A real world study of cough burden and quality of life of UK patients who have undergone evaluation for chronic cough

Abstract

Objective: Treatment options for adults with chronic cough (CC) are limited. This study reports on the health status and experiences of patients with recent healthcare evaluation for CC. Methods: This prospective, UK, cross-sectional study surveyed adults with a CC evaluation within the previous 12 months. All were never smokers (or ex-smokers for ≥12 months). Subjects completed five validated patient-reported outcome measures: cough visual analogue scale (VAS), EuroQoL 5 dimension, 5 level (EQ-5D-5L), EQ-5D VAS, Leicester Cough Questionnaire (LCQ), and Work Productivity and Activity Impairment (WPAI) questionnaire. Results: A total of 101 participants were recruited: 71% were female, mean age was 54.9 ± 15.2 years. Median (IQR) CC duration was 36 (11, 120) months. Mean self-reported CC severity (Cough-VAS) was 51.3 ± 22.9 over the previous 2 weeks and 62.9 ± 23.7 on the worst day of coughing. EQ-5D values were lower for CC patients than population norms. Subanalyses revealed that EQ-5D and LCQ scores were significantly impacted by CC duration and the number of healthcare providers (HCPs) visited.
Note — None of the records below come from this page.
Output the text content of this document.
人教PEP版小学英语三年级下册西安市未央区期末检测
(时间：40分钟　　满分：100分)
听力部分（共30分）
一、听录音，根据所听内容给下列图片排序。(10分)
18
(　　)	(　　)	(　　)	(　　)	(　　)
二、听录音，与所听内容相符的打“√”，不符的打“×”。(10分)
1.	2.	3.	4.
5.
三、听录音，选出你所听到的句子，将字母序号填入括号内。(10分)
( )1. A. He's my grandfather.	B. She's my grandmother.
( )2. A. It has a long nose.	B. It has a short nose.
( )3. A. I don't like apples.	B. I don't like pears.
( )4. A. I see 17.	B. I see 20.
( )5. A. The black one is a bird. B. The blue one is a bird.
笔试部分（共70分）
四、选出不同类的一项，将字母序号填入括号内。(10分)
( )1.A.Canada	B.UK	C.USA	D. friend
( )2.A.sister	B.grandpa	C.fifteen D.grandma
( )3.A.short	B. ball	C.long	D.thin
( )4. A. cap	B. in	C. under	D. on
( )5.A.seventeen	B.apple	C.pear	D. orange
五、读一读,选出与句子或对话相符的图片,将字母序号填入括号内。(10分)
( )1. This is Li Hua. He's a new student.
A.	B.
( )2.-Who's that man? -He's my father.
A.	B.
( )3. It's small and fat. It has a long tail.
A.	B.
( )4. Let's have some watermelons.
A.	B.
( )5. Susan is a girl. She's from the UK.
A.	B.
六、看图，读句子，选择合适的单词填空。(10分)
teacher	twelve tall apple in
WPAI analysis showed a 27.6% work time impairment because of participants’ CC. The number of HCP attendances ranged from 1 to 10 (3.3 ± 2.8) before diagnosis was confirmed. Treatment was being prescribed to 87% of participants and comprised mainly steroids (nasal [19%] and inhaled [25%]), beta agonists (24%), and proton pump inhibitors (21%); 44% of patients were dissatisfied with treatment efficacy. Conclusion: Real-world data from a nationally representative UK population show significant unmet needs associated with CC, including multiple healthcare visits and limited treatment effectiveness, resulting in inadequate cough control and impaired health status.